The cards with trump-like powers are often referred to as 'beaters'. They are the 3 beasts plus the O, U, and 6 of the chosen suits.

=== Unselected suits ===
Although Wieland states that cards of the unselected suits rank in the same order: O > U > 6 > 8 > 9 > D > K > 10 > 7, he suggests earlier that this ranking only applies to the selected suits and that accords with all other descriptions of the rules of Karnöffel and its descendants, where unselected suits rank in their natural order: D > K > O > U > 10 > 9 > 8 > 7. (Note: Notably the 1850 Karnöffelgrammatik which is the closest in time and gameplay.) An Ober was known as Fauler Schlingel ("Lazy Rascal"), originally Fauler Fritz ("Lazy Freddy"), because it was unable to win anything until all the beaters had been exhausted.

== Rules ==
The following rules are based Wieland (1783) except where stated.

=== Aim ===
The aim is to win three or more tricks in each deal.

=== Preliminaries ===
The game is played by four or six players in two teams of two or three respectively.

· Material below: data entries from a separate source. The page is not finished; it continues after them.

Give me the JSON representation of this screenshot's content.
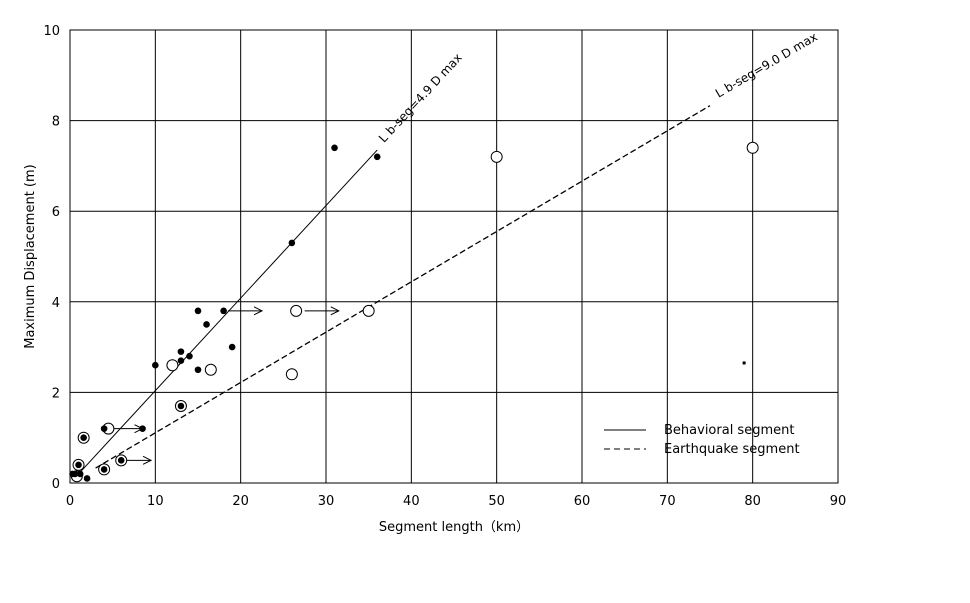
{
  "chart_data": {
    "type": "scatter",
    "xlabel": "Segment length（km）",
    "ylabel": "Maximum Displacement (m)",
    "xlim": [
      0,
      90
    ],
    "ylim": [
      0,
      10
    ],
    "xticks": [
      0,
      10,
      20,
      30,
      40,
      50,
      60,
      70,
      80,
      90
    ],
    "yticks": [
      0,
      2,
      4,
      6,
      8,
      10
    ],
    "grid": true,
    "legend_position": "bottom-right",
    "series": [
      {
        "name": "Behavioral segment",
        "kind": "filled",
        "points": [
          {
            "x": 0.3,
            "y": 0.2
          },
          {
            "x": 0.6,
            "y": 0.2
          },
          {
            "x": 1.0,
            "y": 0.4
          },
          {
            "x": 1.2,
            "y": 0.2
          },
          {
            "x": 1.6,
            "y": 1.0
          },
          {
            "x": 2.0,
            "y": 0.1
          },
          {
            "x": 4.0,
            "y": 0.3
          },
          {
            "x": 4.0,
            "y": 1.2
          },
          {
            "x": 6.0,
            "y": 0.5
          },
          {
            "x": 8.5,
            "y": 1.2
          },
          {
            "x": 10.0,
            "y": 2.6
          },
          {
            "x": 13.0,
            "y": 1.7
          },
          {
            "x": 13.0,
            "y": 2.7
          },
          {
            "x": 13.0,
            "y": 2.9
          },
          {
            "x": 14.0,
            "y": 2.8
          },
          {
            "x": 15.0,
            "y": 2.5
          },
          {
            "x": 15.0,
            "y": 3.8
          },
          {
            "x": 16.0,
            "y": 3.5
          },
          {
            "x": 18.0,
            "y": 3.8
          },
          {
            "x": 19.0,
            "y": 3.0
          },
          {
            "x": 26.0,
            "y": 5.3
          },
          {
            "x": 31.0,
            "y": 7.4
          },
          {
            "x": 36.0,
            "y": 7.2
          }
        ]
      },
      {
        "name": "Earthquake segment",
        "kind": "open",
        "points": [
          {
            "x": 0.8,
            "y": 0.15
          },
          {
            "x": 1.0,
            "y": 0.4
          },
          {
            "x": 1.6,
            "y": 1.0
          },
          {
            "x": 4.0,
            "y": 0.3
          },
          {
            "x": 4.5,
            "y": 1.2
          },
          {
            "x": 6.0,
            "y": 0.5
          },
          {
            "x": 12.0,
            "y": 2.6
          },
          {
            "x": 13.0,
            "y": 1.7
          },
          {
            "x": 16.5,
            "y": 2.5
          },
          {
            "x": 26.0,
            "y": 2.4
          },
          {
            "x": 26.5,
            "y": 3.8
          },
          {
            "x": 35.0,
            "y": 3.8
          },
          {
            "x": 50.0,
            "y": 7.2
          },
          {
            "x": 80.0,
            "y": 7.4
          }
        ]
      }
    ],
    "arrows": [
      {
        "x1": 18.5,
        "x2": 22.5,
        "y": 3.8
      },
      {
        "x1": 27.5,
        "x2": 31.5,
        "y": 3.8
      },
      {
        "x1": 4.8,
        "x2": 8.5,
        "y": 1.2
      },
      {
        "x1": 6.5,
        "x2": 9.5,
        "y": 0.5
      }
    ],
    "fit_lines": [
      {
        "name": "Behavioral segment",
        "style": "solid",
        "from": [
          1.0,
          0.2
        ],
        "to": [
          36.0,
          7.35
        ],
        "label": "L b-seg=4.9 D max",
        "label_at": [
          36.8,
          7.5
        ]
      },
      {
        "name": "Earthquake segment",
        "style": "dashed",
        "from": [
          3.0,
          0.33
        ],
        "to": [
          75.0,
          8.33
        ],
        "label": "L b-seg=9.0 D max",
        "label_at": [
          76.0,
          8.5
        ]
      }
    ],
    "stray_mark": {
      "x": 79.0,
      "y": 2.65
    }
  }
}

One player in each team is nominated as the 'director' or captain who may view the cards of his team and concede the game if it looks as if they will lose.

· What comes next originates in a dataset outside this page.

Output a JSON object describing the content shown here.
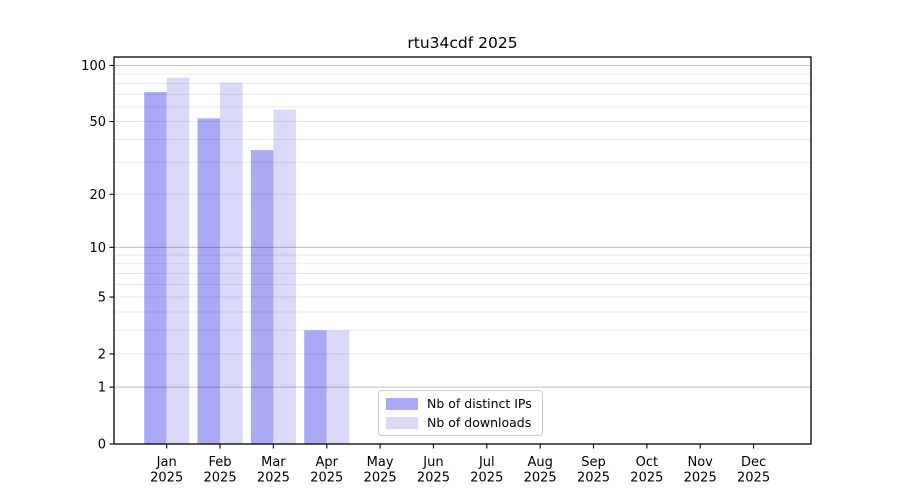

The dealer shuffles the cards, offers them to rearhand for cutting and deals five cards to each player and turns the next two over to determine the selected suits. If the second card is of the same suit, another card is turned and, if necessary, more until a different suit appears. Any player with a 'Banner' (trump 10) may now exchange it for the trump upcard of the same suit.

=== Playing ===
Forehand leads to the first trick. (Note: Play is assumed to be anti-clockwise, but this is not explicitly stated.) There are no constraints on play to a trick. The trick is won, in order, by:

- Trump 7 if led
- Free card if led, unless beaten by a beast or Oberkarniffel (Note: But see earlier comment - the source does not specify which trumps beat a free card)
- Highest beast
- Highest O U 6 of selected suit
- Highest card of led suit (Note: Dummett (1980) suggests that the lower chosen cards (D, K, 10) act as their own suit for this purpose, e.g. a chosen D beats a chosen K of the same suit, but if an unselected card is led, it is not beaten by a chosen D, K or 10. This accords with the modern rules for Knüffeln.)

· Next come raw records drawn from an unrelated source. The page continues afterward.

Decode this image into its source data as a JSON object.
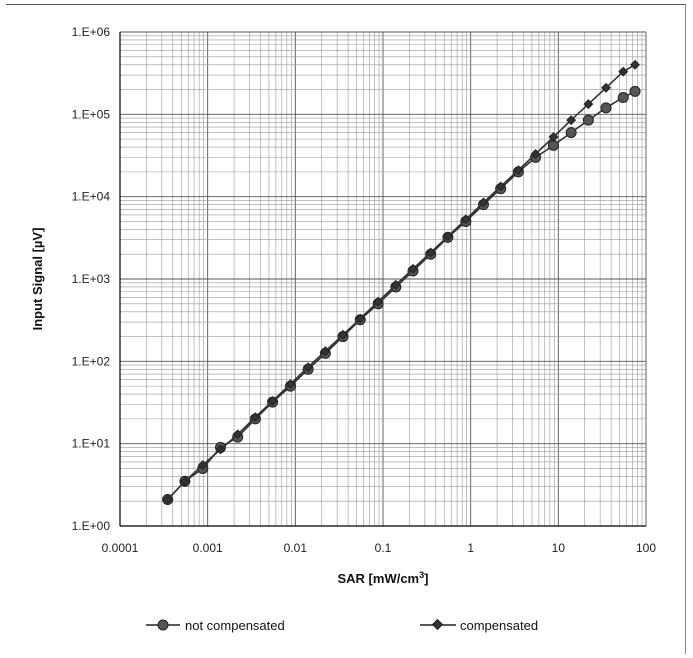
{
  "chart_data": {
    "type": "line",
    "x_scale": "log",
    "y_scale": "log",
    "xlim": [
      0.0001,
      100
    ],
    "ylim": [
      1,
      1000000
    ],
    "grid": true,
    "xlabel": "SAR [mW/cm",
    "xlabel_sup": "3",
    "xlabel_end": "]",
    "ylabel": "Input Signal [µV]",
    "x_ticks": [
      "0.0001",
      "0.001",
      "0.01",
      "0.1",
      "1",
      "10",
      "100"
    ],
    "y_ticks": [
      "1.E+00",
      "1.E+01",
      "1.E+02",
      "1.E+03",
      "1.E+04",
      "1.E+05",
      "1.E+06"
    ],
    "legend_position": "bottom",
    "series": [
      {
        "name": "not compensated",
        "marker": "circle",
        "color": "#333333",
        "x": [
          0.00035,
          0.00055,
          0.00088,
          0.0014,
          0.0022,
          0.0035,
          0.0055,
          0.0088,
          0.014,
          0.022,
          0.035,
          0.055,
          0.088,
          0.14,
          0.22,
          0.35,
          0.55,
          0.88,
          1.4,
          2.2,
          3.5,
          5.5,
          8.8,
          14,
          22,
          35,
          55,
          75
        ],
        "y": [
          2.1,
          3.5,
          5,
          9,
          12,
          20,
          32,
          50,
          80,
          125,
          200,
          320,
          500,
          800,
          1250,
          2000,
          3200,
          5000,
          8000,
          12500,
          20000,
          30000,
          42000,
          60000,
          85000,
          120000,
          160000,
          190000
        ]
      },
      {
        "name": "compensated",
        "marker": "diamond",
        "color": "#333333",
        "x": [
          0.00035,
          0.00055,
          0.00088,
          0.0014,
          0.0022,
          0.0035,
          0.0055,
          0.0088,
          0.014,
          0.022,
          0.035,
          0.055,
          0.088,
          0.14,
          0.22,
          0.35,
          0.55,
          0.88,
          1.4,
          2.2,
          3.5,
          5.5,
          8.8,
          14,
          22,
          35,
          55,
          75
        ],
        "y": [
          2.1,
          3.5,
          5.5,
          8.5,
          13,
          21,
          33,
          53,
          85,
          133,
          210,
          330,
          530,
          850,
          1330,
          2100,
          3300,
          5300,
          8500,
          13300,
          21000,
          33000,
          53000,
          85000,
          133000,
          210000,
          330000,
          400000
        ]
      }
    ]
  }
}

Wiegand does not make clear what rule applies if two cards of equal value (both trumps or both non-trumps) are played. In other variants of Karnöffel, the trick is won either by the first of the two cards played (e.g. Watten) or suit priority applies in the order: Acorns, Leaves, Hearts and Bells or their French-suited equivalent (e.g. most of the Bruus family)

=== Scoring ===
The team that wins three or more tricks wins the stake for the game.

== Literature ==
- Wieland, Christoph Martin, ed. (1783). "Beytrag zur Geschichte der Kartenspiele" in Der Teutsche Merkur, Vol. 58, Weimar, pp. 62-87.
- Dummett, Michael (1978). Reviews of "Der Nidwaldener Kaiserjass Und Seine Geschichte" and "Der Kaiserjass, Wie Er Heute in Nidwalden Gespielt Wird" in The Playing Card, Vol. 9, No. 4, May 1981.
- Dummett, Michael (1980). The game of Tarot: from Ferrara to Salt Lake City, Duckworth, London. ISBN 9780715610145
- Smith, Anthony (1997), "Voormsi" in The Playing Card, Vol. 26, No. 2, 1997.
- Vollbeding, Johann Christoph (1795). Supplemente zum Archiv nützlicher Erfindungen und wichtiger Entdeckungen in Künsten und Wissenschaften, Volume 2. Schwickertschen Verlage, Leipzig, pp. 267-269.
- Voss, Ernst (1930). Karnoeffelspiel, A German Card Game of the Sixteenth Century in Transactions of the Wisconsin Academy of Sciences, Arts and Letters, Vol. XXV, ed. by Chancey Juday.